Evaluating LLMs with Multiple Problems at once
This addresses the need for more efficient and realistic evaluation methods for LLMs, though it is incremental as it builds on existing benchmarks.
The paper introduces multi-problem evaluation (MPE), a paradigm where LLMs are tested by presenting multiple problems in a single prompt, and creates ZeMPE, a benchmark with 53,100 zero-shot multi-problem prompts. Results show LLMs can handle multiple problems from a single data source similarly to separate problems, but with limitations under certain conditions.

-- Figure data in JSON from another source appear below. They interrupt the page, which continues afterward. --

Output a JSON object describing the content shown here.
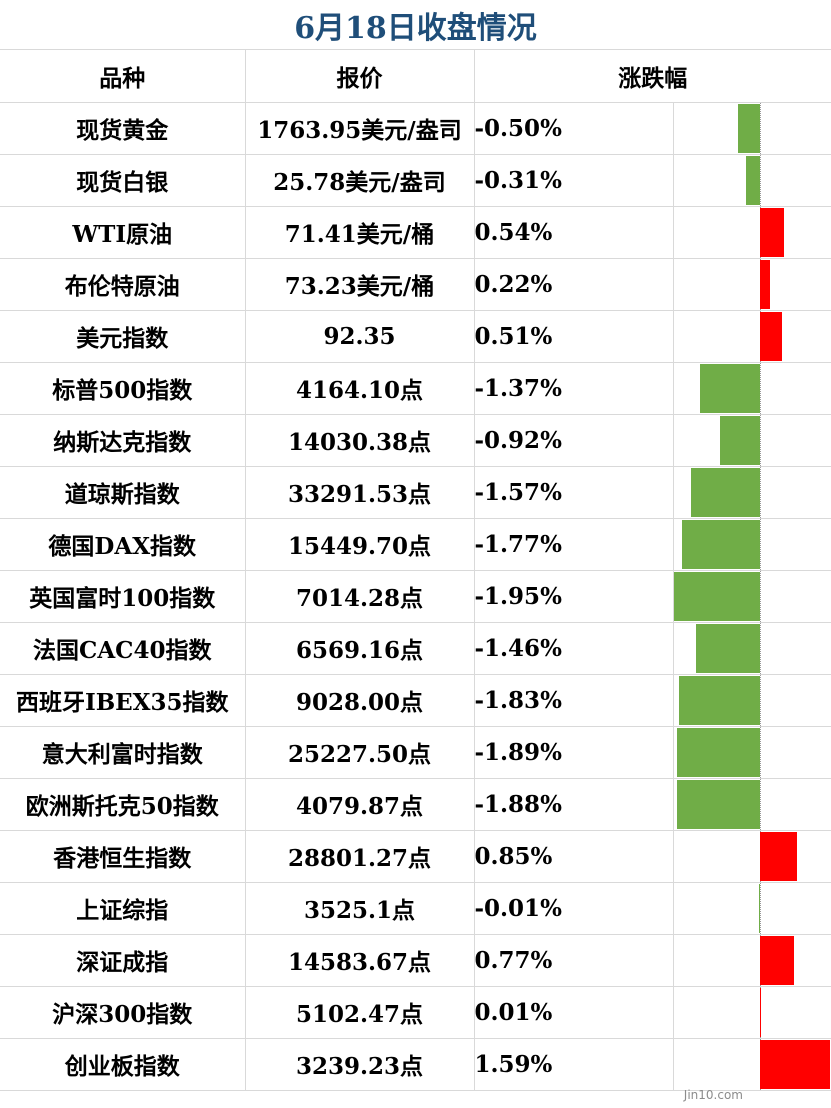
{
  "title": "6月18日收盘情况",
  "headers": {
    "name": "品种",
    "price": "报价",
    "change": "涨跌幅"
  },
  "rows": [
    {
      "name": "现货黄金",
      "price": "1763.95美元/盎司",
      "change": "-0.50%"
    },
    {
      "name": "现货白银",
      "price": "25.78美元/盎司",
      "change": "-0.31%"
    },
    {
      "name": "WTI原油",
      "price": "71.41美元/桶",
      "change": "0.54%"
    },
    {
      "name": "布伦特原油",
      "price": "73.23美元/桶",
      "change": "0.22%"
    },
    {
      "name": "美元指数",
      "price": "92.35",
      "change": "0.51%"
    },
    {
      "name": "标普500指数",
      "price": "4164.10点",
      "change": "-1.37%"
    },
    {
      "name": "纳斯达克指数",
      "price": "14030.38点",
      "change": "-0.92%"
    },
    {
      "name": "道琼斯指数",
      "price": "33291.53点",
      "change": "-1.57%"
    },
    {
      "name": "德国DAX指数",
      "price": "15449.70点",
      "change": "-1.77%"
    },
    {
      "name": "英国富时100指数",
      "price": "7014.28点",
      "change": "-1.95%"
    },
    {
      "name": "法国CAC40指数",
      "price": "6569.16点",
      "change": "-1.46%"
    },
    {
      "name": "西班牙IBEX35指数",
      "price": "9028.00点",
      "change": "-1.83%"
    },
    {
      "name": "意大利富时指数",
      "price": "25227.50点",
      "change": "-1.89%"
    },
    {
      "name": "欧洲斯托克50指数",
      "price": "4079.87点",
      "change": "-1.88%"
    },
    {
      "name": "香港恒生指数",
      "price": "28801.27点",
      "change": "0.85%"
    },
    {
      "name": "上证综指",
      "price": "3525.1点",
      "change": "-0.01%"
    },
    {
      "name": "深证成指",
      "price": "14583.67点",
      "change": "0.77%"
    },
    {
      "name": "沪深300指数",
      "price": "5102.47点",
      "change": "0.01%"
    },
    {
      "name": "创业板指数",
      "price": "3239.23点",
      "change": "1.59%"
    }
  ],
  "bar_values": [
    -0.5,
    -0.31,
    0.54,
    0.22,
    0.51,
    -1.37,
    -0.92,
    -1.57,
    -1.77,
    -1.95,
    -1.46,
    -1.83,
    -1.89,
    -1.88,
    0.85,
    -0.01,
    0.77,
    0.01,
    1.59
  ],
  "colors": {
    "title": "#1f4e79",
    "negative": "#70ad47",
    "positive": "#ff0000"
  },
  "watermark": "Jin10.com"
}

This paper shows the benefits and fruitfulness of evaluating LLMs with multiple problems at once, a paradigm we call multi-problem evaluation (MPE). Unlike conventional single-problem evaluation, where a prompt presents a single problem and expects one specific answer, MPE places multiple problems together in a single prompt and assesses how well an LLM answers all these problems in a single output. Leveraging 6 classification and 12 reasoning benchmarks that already exist, we introduce a new benchmark called ZeMPE (Zero-shot Multi-Problem Evaluation), comprising 53,100 zero-shot multi-problem prompts. We experiment with a total of 13 LLMs from 5 model families on ZeMPE to present a comprehensive and systematic MPE. Our results show that LLMs are capable of handling multiple problems from a single data source as well as handling them separately, but there are conditions this multiple problem handling capability falls short. In addition, we perform in-depth further analyses and explore model-level factors that may enable multiple problem handling capabilities in LLMs. We release our corpus and code to facilitate future research.